In Dune, the best-laid plans of a powerful order are diverted by one woman’s decision, due to her love for her husband, to have a boy instead of a girl. (Within this order, women are capable of such minute control of their bodies that they can determine the gender of their child.) Centuries of careful breeding are thwarted by this one decision, and the son becomes the One that they have sought all this time.

While I know that fiction is not evidence of the manifestation of God in our lives, I believe that the act of creativity and creation can be a form of worship–that even non- and anti-Christians can reflect God in art. I think God is reflected in Dune.

Accepting the idea that “chaos” in our lives can be God’s path for us is weird and kind of difficult. In Dune, Paul (the aforementioned One) has limited precognition–he sees things that could happen based on his actions. Sometimes, though, his perception of his various paths dips out of his view. These are the times he knows that he must act–he fears and anticipates them because he knows that it is in these moments that change will come into his life. Our lives have similar instants where small decisions make a big difference later on. Sometimes, we can even see these decisions coming and decide whether to embrace or avoid them.

My encouragement for you is: embrace these decisions. Trust God. Know that things won’t always been perfect or even good, but that He has a place for you in a plan so complex that we aren’t even capable of comprehending.

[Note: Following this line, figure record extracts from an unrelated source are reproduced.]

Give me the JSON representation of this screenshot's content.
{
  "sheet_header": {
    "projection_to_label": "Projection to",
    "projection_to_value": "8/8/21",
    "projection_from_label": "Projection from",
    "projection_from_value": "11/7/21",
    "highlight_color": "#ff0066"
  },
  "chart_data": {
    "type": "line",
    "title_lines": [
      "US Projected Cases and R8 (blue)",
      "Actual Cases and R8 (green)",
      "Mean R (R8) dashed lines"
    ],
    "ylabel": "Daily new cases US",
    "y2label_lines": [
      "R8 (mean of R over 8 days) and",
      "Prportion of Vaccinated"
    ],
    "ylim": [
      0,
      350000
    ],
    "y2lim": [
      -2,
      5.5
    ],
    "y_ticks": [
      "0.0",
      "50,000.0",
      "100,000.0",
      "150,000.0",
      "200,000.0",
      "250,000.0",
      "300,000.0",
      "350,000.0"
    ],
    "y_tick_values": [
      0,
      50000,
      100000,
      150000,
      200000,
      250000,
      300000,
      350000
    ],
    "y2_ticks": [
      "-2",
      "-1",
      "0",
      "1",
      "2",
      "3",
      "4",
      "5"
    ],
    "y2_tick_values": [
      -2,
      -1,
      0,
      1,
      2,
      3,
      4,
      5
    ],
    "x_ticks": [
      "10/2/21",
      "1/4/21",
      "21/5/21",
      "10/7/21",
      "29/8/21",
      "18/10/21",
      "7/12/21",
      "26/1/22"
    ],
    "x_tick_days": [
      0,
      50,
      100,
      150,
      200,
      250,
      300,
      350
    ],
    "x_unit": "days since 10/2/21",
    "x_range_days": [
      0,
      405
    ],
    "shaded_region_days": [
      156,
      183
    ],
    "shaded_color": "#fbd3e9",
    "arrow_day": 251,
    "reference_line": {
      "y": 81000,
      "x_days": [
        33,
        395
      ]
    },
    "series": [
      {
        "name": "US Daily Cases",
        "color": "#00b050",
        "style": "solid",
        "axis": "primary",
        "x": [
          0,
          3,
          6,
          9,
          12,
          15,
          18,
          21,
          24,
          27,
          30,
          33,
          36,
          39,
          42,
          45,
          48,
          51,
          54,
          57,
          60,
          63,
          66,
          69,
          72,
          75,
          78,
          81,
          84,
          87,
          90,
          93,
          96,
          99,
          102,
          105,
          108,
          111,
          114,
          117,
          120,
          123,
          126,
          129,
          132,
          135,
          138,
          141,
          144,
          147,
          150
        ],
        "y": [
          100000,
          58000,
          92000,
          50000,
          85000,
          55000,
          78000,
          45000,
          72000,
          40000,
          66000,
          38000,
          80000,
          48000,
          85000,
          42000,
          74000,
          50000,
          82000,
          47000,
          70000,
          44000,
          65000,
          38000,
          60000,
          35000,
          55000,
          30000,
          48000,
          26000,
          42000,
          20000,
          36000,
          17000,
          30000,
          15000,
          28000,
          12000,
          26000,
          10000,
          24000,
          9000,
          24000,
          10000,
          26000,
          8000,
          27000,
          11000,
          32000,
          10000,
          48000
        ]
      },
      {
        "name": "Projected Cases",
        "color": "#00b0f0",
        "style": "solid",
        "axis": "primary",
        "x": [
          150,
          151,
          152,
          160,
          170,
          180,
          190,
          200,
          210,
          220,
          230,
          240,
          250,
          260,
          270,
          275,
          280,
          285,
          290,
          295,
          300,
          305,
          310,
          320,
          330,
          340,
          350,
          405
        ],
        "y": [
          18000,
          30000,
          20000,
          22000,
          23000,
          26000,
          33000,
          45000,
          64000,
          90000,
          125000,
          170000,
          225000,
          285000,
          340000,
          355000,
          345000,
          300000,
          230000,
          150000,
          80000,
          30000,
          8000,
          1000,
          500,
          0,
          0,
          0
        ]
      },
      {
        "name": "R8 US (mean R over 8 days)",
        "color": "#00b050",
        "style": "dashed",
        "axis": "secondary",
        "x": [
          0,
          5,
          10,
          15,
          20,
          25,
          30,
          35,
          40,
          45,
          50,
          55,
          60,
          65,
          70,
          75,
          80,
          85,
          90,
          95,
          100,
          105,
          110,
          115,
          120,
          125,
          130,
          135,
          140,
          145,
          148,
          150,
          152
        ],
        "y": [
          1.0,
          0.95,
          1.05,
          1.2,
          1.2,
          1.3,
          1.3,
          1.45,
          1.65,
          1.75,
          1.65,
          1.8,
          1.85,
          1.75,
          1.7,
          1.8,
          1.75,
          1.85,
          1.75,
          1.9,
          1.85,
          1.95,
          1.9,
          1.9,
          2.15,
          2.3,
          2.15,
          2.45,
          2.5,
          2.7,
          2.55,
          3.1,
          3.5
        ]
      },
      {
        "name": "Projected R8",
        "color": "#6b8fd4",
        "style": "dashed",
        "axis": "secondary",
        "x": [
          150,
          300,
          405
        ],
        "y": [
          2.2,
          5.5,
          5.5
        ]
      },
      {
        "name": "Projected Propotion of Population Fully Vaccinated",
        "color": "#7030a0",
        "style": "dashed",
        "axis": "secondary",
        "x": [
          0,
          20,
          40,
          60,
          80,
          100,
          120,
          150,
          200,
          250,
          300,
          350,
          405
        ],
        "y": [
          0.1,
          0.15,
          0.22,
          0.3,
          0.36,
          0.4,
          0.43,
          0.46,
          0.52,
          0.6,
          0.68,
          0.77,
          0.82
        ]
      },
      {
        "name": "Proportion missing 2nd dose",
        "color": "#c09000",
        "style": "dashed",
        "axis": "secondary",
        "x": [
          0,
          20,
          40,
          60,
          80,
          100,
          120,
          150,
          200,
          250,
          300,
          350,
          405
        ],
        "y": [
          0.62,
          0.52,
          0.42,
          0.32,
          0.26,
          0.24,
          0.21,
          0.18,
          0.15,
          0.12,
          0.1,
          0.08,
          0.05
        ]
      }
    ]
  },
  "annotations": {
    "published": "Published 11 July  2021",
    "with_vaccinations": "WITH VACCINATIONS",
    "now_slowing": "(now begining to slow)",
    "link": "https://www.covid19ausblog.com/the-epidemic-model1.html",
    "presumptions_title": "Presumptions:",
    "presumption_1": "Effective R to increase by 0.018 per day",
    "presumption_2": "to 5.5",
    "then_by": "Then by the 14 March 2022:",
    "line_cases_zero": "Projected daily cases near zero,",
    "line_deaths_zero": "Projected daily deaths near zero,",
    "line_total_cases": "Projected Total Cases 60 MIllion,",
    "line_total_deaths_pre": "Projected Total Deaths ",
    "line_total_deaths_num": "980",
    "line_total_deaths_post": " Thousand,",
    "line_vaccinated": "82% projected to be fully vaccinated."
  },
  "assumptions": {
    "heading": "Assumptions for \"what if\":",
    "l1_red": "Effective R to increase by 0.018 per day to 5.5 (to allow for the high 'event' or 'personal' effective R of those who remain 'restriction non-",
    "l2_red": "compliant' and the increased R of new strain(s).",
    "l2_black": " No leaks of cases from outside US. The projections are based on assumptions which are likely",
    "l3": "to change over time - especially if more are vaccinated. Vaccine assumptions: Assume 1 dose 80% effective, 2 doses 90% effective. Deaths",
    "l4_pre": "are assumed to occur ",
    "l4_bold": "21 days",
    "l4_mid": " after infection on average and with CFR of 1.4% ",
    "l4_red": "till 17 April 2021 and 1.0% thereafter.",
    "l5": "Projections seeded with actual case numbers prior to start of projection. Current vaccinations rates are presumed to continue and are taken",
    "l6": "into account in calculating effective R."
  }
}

(Before anyone brings it up–I’m not arguing for predestination 100%. I think that predestination/free will is not an either/or situation. The best way I can put it is especially for nerds: think of light. It is a particle, a photon. Also, it is a wave. Sometimes it acts like one, sometimes it acts like the other. But as far as we can tell, it’s both at the same time. That’s my answer to the predestination/free will argument–as far as we can tell, it’s both at the same time.)